ALTHOUGH 450 miles of cold and choppy North Sea divide Aarhus, on the east coast of the Jutland peninsula in Denmark, and Kingston-upon-Hull, on the northeast coast of England, the two ports have something in common. Stroll on both refurbished waterfronts and you feel the tides of change. In Hull, the futuristic, pointed prow of The Deep—an aquarium and oceanresearch center—thrusts into the broad Humber estuary, while next to the marina new arts venues and craft workshops are filling the sheds and stores of the old fruit market. On Aarhus’s dockside, the dazzling, seven-sided Dokk1 looks like a spaceship, but it holds a state-of-the art library and cultural hub. The reason for all this activity? Both places are 2017 cities of culture.
Aarhus, along with Paphos in Cyprus, is the latest city to win the EU’s Capital of Culture title—a competitive accolade first awarded to Athens in 1985, and now granted to two bidders every year. Hull, meanwhile, has become the second place after Derry-Londonderry in Northern Ireland to benefit from the U.K.’s own City of Culture scheme. The U.K. devised this domestic spin-off, held every four years, after the success of Glasgow and Liverpool as Europe’s Capitals of Culture in 1990 and 2008.

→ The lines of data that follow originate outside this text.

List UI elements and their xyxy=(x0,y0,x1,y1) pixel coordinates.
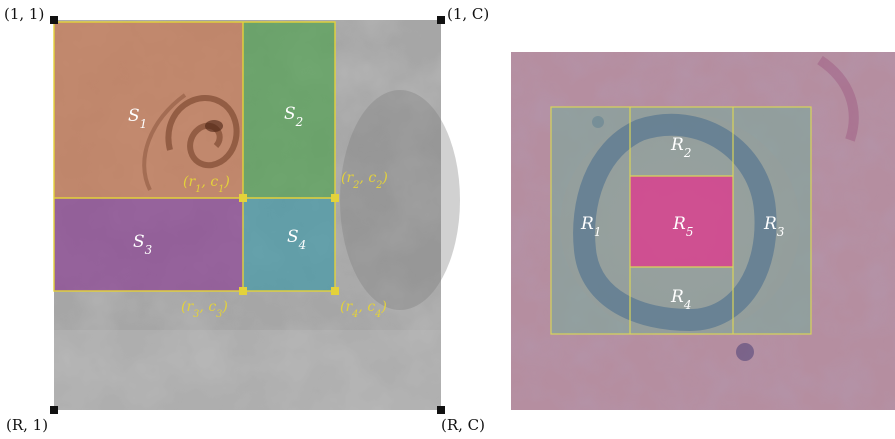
right-regions xyxy=(551,107,811,334)
left-image-dark-area xyxy=(340,90,460,310)
region-label-r2: R2 xyxy=(670,135,691,160)
region-r4 xyxy=(630,267,733,334)
region-label-r3: R3 xyxy=(763,214,784,239)
corner-marker-bottom-right xyxy=(437,406,445,414)
point-label-4: (r4, c4) xyxy=(340,299,387,320)
left-panel: (1, 1) (1, C) (R, 1) (R, C) S1 S2 S3 S4 … xyxy=(4,5,489,434)
region-s4 xyxy=(243,198,335,291)
point-marker-3 xyxy=(239,287,247,295)
corner-marker-bottom-left xyxy=(50,406,58,414)
point-label-3: (r3, c3) xyxy=(181,299,228,320)
region-label-s1: S1 xyxy=(128,106,147,131)
point-marker-1 xyxy=(239,194,247,202)
point-label-2: (r2, c2) xyxy=(341,170,388,191)
region-r5 xyxy=(630,176,733,267)
small-particle xyxy=(736,343,754,361)
region-label-s2: S2 xyxy=(284,104,303,129)
right-region-outlines xyxy=(550,106,812,335)
cytoplasm-streak xyxy=(817,55,859,142)
point-markers xyxy=(239,194,339,295)
corner-marker-top-left xyxy=(50,16,58,24)
region-label-r1: R1 xyxy=(580,214,601,239)
swirl-feature xyxy=(142,93,240,191)
region-r1 xyxy=(551,107,630,334)
corner-label-bottom-right: (R, C) xyxy=(441,416,485,434)
region-label-r4: R4 xyxy=(670,287,691,312)
corner-markers xyxy=(50,16,445,414)
point-marker-4 xyxy=(331,287,339,295)
region-s3 xyxy=(54,198,243,291)
corner-label-top-left: (1, 1) xyxy=(4,5,44,23)
region-outlines xyxy=(53,21,336,292)
region-label-r5: R5 xyxy=(672,214,693,239)
corner-label-bottom-left: (R, 1) xyxy=(6,416,48,434)
region-label-s3: S3 xyxy=(133,232,152,257)
region-s2 xyxy=(243,22,335,198)
corner-marker-top-right xyxy=(437,16,445,24)
region-label-s4: S4 xyxy=(287,227,306,252)
left-image-lower-light xyxy=(54,330,441,410)
corner-label-top-right: (1, C) xyxy=(447,5,489,23)
point-label-1: (r1, c1) xyxy=(183,174,230,195)
region-r2 xyxy=(630,107,733,176)
point-marker-2 xyxy=(331,194,339,202)
region-s1 xyxy=(54,22,243,198)
right-panel: R1 R2 R3 R4 R5 xyxy=(511,52,895,410)
region-r3 xyxy=(733,107,811,334)
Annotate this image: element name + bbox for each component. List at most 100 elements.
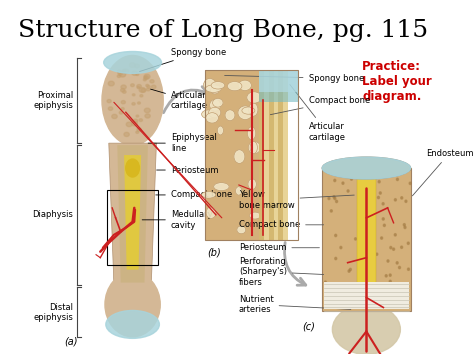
Bar [283, 70, 288, 240]
Ellipse shape [137, 84, 141, 88]
FancyArrowPatch shape [164, 87, 208, 113]
Bar [259, 70, 288, 240]
Ellipse shape [143, 79, 146, 81]
Ellipse shape [139, 88, 146, 92]
Text: Proximal
epiphysis: Proximal epiphysis [33, 91, 73, 110]
Ellipse shape [144, 108, 150, 113]
Bar [322, 168, 410, 311]
Ellipse shape [102, 55, 163, 145]
Circle shape [394, 234, 396, 236]
Circle shape [378, 180, 380, 183]
Text: Compact bone: Compact bone [239, 220, 324, 229]
Ellipse shape [106, 311, 159, 338]
Ellipse shape [144, 74, 150, 79]
Circle shape [385, 285, 387, 287]
Text: Articular
cartilage: Articular cartilage [151, 89, 208, 110]
Circle shape [334, 197, 336, 200]
Bar [107, 190, 158, 265]
Circle shape [394, 199, 396, 201]
Text: Endosteum: Endosteum [412, 149, 474, 196]
Circle shape [334, 179, 336, 182]
Circle shape [408, 268, 410, 271]
Ellipse shape [132, 94, 135, 96]
Ellipse shape [147, 86, 150, 88]
Ellipse shape [151, 85, 156, 89]
Ellipse shape [332, 305, 401, 354]
Ellipse shape [249, 142, 260, 153]
Ellipse shape [249, 103, 257, 116]
Ellipse shape [204, 79, 216, 91]
Ellipse shape [248, 179, 256, 189]
Circle shape [377, 196, 380, 199]
Circle shape [387, 260, 389, 262]
Ellipse shape [119, 111, 123, 114]
Ellipse shape [250, 213, 260, 218]
Ellipse shape [126, 122, 132, 127]
Circle shape [330, 210, 332, 212]
Circle shape [342, 168, 344, 170]
Bar [273, 70, 278, 240]
Circle shape [335, 257, 337, 260]
Circle shape [350, 178, 353, 180]
Polygon shape [117, 145, 148, 283]
Ellipse shape [214, 183, 228, 190]
Bar [259, 70, 299, 92]
Ellipse shape [118, 72, 122, 75]
Text: Compact bone: Compact bone [156, 190, 232, 200]
Ellipse shape [213, 99, 223, 106]
Text: Medullary
cavity: Medullary cavity [142, 210, 212, 230]
Circle shape [394, 171, 396, 174]
Text: Periosteum: Periosteum [156, 165, 219, 175]
Circle shape [404, 226, 406, 229]
Circle shape [407, 242, 409, 245]
Ellipse shape [136, 131, 139, 133]
Circle shape [390, 246, 392, 249]
Ellipse shape [236, 187, 241, 195]
Circle shape [396, 262, 398, 264]
Text: (b): (b) [208, 248, 221, 258]
Ellipse shape [237, 226, 245, 233]
Ellipse shape [117, 75, 120, 77]
Circle shape [329, 284, 331, 286]
Ellipse shape [136, 73, 139, 76]
Circle shape [383, 224, 385, 226]
Circle shape [404, 287, 406, 289]
Ellipse shape [137, 86, 140, 89]
Ellipse shape [129, 63, 136, 67]
Circle shape [324, 281, 327, 283]
Circle shape [347, 174, 349, 176]
Circle shape [409, 182, 411, 185]
Text: Spongy bone: Spongy bone [139, 48, 226, 72]
Ellipse shape [105, 272, 160, 337]
Polygon shape [124, 155, 141, 270]
Circle shape [409, 168, 411, 170]
Ellipse shape [112, 114, 117, 119]
Ellipse shape [119, 72, 126, 77]
Ellipse shape [202, 192, 215, 198]
Text: Compact bone: Compact bone [270, 96, 370, 115]
Text: Diaphysis: Diaphysis [32, 211, 73, 219]
Circle shape [405, 200, 407, 202]
Text: (a): (a) [64, 336, 78, 346]
Ellipse shape [121, 100, 126, 104]
Bar [357, 178, 376, 300]
FancyArrowPatch shape [284, 242, 306, 285]
Text: Epiphyseal
line: Epiphyseal line [148, 133, 217, 153]
Circle shape [379, 192, 381, 194]
Ellipse shape [218, 127, 223, 135]
Text: Distal
epiphysis: Distal epiphysis [33, 303, 73, 322]
Ellipse shape [247, 92, 261, 103]
Circle shape [349, 174, 351, 176]
Ellipse shape [131, 121, 137, 126]
Ellipse shape [248, 127, 255, 139]
Text: Periosteum: Periosteum [239, 243, 319, 252]
Circle shape [339, 298, 341, 301]
Bar [269, 70, 273, 240]
Bar [205, 70, 298, 240]
Bar [205, 70, 259, 240]
Ellipse shape [121, 108, 124, 110]
Ellipse shape [109, 107, 113, 110]
Circle shape [344, 306, 346, 308]
Ellipse shape [145, 114, 150, 118]
Ellipse shape [133, 119, 138, 122]
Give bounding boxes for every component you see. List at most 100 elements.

Both victorious cities promise a year-round jamboree of arts, spectacles and community events. From a Viking epic on a museum roof and a year-round residency by the singer-activist Anohni in Aarhus, to multimedia installations by the lighting designer of the Rio 2016 Olympics, a festival of Nordic music and even a live performance of the whole of David Bowie’s The Rise and Fall of Zigg Stardust…, their calendars bulge with goodies. “This is a 365-day program,” stresses Martin Green, chief executive of Hull 2017 and the mastermind behind London’s Olympic ceremonies in 2012. “Many people in my industry are used to planning for a two-week festival. You have to find a different rhythm.”